A quantum mechanical solution for the potential between an electron and a proton, forming a hydrogen atom,for example,  gives energy levels which can be occupied by an electron. These energy levels have a width which is due to the probability of an electron transition from a higher energy level to a lower one.
It is the whole atom that transitions from one state to a lower energy state

This is the Bohr model solution for the hydrogen atom. The orbits in the quantum mechanical solution are orbitals, probability loci.

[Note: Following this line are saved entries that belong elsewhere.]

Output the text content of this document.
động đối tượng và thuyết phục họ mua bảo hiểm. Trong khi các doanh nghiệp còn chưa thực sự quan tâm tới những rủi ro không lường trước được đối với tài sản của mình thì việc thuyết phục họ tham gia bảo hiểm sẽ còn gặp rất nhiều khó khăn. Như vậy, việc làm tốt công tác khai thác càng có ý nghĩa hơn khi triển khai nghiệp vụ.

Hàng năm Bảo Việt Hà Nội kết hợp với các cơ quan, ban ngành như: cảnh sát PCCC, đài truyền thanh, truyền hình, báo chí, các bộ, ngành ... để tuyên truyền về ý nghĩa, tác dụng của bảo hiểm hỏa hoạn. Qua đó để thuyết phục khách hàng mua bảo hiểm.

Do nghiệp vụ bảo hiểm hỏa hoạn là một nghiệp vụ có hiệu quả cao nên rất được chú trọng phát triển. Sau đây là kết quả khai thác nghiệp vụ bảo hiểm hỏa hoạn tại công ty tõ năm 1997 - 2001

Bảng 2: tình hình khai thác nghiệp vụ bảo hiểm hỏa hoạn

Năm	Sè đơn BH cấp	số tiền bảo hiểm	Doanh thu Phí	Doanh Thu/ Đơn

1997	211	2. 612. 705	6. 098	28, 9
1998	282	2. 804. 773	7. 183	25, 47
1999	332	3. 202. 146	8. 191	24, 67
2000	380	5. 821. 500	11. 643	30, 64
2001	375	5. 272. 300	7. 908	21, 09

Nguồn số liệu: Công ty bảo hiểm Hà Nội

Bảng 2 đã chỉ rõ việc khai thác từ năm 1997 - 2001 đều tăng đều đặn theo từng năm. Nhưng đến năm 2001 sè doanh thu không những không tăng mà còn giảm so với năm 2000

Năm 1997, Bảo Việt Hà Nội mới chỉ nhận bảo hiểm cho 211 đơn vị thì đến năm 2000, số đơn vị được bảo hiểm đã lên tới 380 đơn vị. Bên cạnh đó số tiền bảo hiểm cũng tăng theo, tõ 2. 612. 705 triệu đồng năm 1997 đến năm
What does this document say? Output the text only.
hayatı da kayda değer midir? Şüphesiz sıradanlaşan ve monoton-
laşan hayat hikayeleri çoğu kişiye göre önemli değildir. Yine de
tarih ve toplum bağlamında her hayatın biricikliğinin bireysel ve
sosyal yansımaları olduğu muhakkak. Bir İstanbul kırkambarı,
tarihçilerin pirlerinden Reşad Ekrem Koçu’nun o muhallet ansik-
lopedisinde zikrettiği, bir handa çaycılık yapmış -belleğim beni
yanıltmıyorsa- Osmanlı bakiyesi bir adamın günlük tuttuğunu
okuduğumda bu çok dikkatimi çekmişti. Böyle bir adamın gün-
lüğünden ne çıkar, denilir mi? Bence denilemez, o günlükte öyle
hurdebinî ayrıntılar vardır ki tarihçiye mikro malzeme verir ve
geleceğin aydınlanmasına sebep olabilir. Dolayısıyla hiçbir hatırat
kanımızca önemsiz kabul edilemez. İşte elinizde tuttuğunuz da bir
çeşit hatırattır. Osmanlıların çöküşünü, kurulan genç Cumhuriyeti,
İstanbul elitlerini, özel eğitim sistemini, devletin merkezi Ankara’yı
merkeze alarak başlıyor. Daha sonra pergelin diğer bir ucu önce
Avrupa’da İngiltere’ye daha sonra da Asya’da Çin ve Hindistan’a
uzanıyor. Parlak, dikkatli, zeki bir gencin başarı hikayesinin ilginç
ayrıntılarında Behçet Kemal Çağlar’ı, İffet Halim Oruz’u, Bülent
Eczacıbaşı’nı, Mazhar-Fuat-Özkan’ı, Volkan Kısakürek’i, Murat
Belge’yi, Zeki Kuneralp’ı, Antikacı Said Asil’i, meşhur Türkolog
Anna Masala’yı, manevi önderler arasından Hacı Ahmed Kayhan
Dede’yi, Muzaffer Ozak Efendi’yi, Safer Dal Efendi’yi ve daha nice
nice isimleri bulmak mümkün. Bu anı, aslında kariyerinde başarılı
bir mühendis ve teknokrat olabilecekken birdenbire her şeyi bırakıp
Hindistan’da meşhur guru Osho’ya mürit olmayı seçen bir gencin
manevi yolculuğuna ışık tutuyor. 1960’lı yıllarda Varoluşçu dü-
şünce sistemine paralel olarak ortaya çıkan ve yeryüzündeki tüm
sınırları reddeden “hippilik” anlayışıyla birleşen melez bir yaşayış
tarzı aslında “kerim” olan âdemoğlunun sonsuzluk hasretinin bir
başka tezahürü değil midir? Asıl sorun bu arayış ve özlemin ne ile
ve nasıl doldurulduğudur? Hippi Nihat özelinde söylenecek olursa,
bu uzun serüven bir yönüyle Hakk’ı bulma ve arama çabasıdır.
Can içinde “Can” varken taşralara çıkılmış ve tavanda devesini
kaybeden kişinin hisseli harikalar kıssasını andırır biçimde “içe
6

So if an electron is captured at one of the high n (energy )levels, it will emit during capture the appropriate energy photon and then there can be a cascade of transitions of photons ending up in the ground state. This will give the emission spectrum of the hydrogen atom.
Once the hydrogen atom has the electron in the ground state it will remain there unless an interaction with a photon happens.

But what is the reason for attaining the higher and unstable energy states by the electrons? Are there any specific factors for this event to take place?  

The atom  can only be excited by a photon providing  the appropriate energy between energy levels. That is the appropriate factor. 
The absorption and emission spectra show the widths of the photon energies that can excite the atom.

A: For the same reason any physical system has more energy than its ground state: because some thing or other gave it the extra energy. It's hard to give a more concrete answer on something this general, though, because how the energy gets there will vary wildly depending on the situation.
Some common reasons:


*

*The atom absorbs a photon of the relevant energy.

*The atom is kicked into that excited state by a collision, say, with an electron in a discharge tube.

*The atom is in a hot gas with temperature $T\gtrsim\Delta E/k_\mathrm B$, and it regularly acquires energy $\Delta E$ in collisions with other atoms in the gas.


There's plenty of other ways to arrange this, but either way you need an environment which is energetic enough, or a mechanism that is directly pumping energy into a specific transition.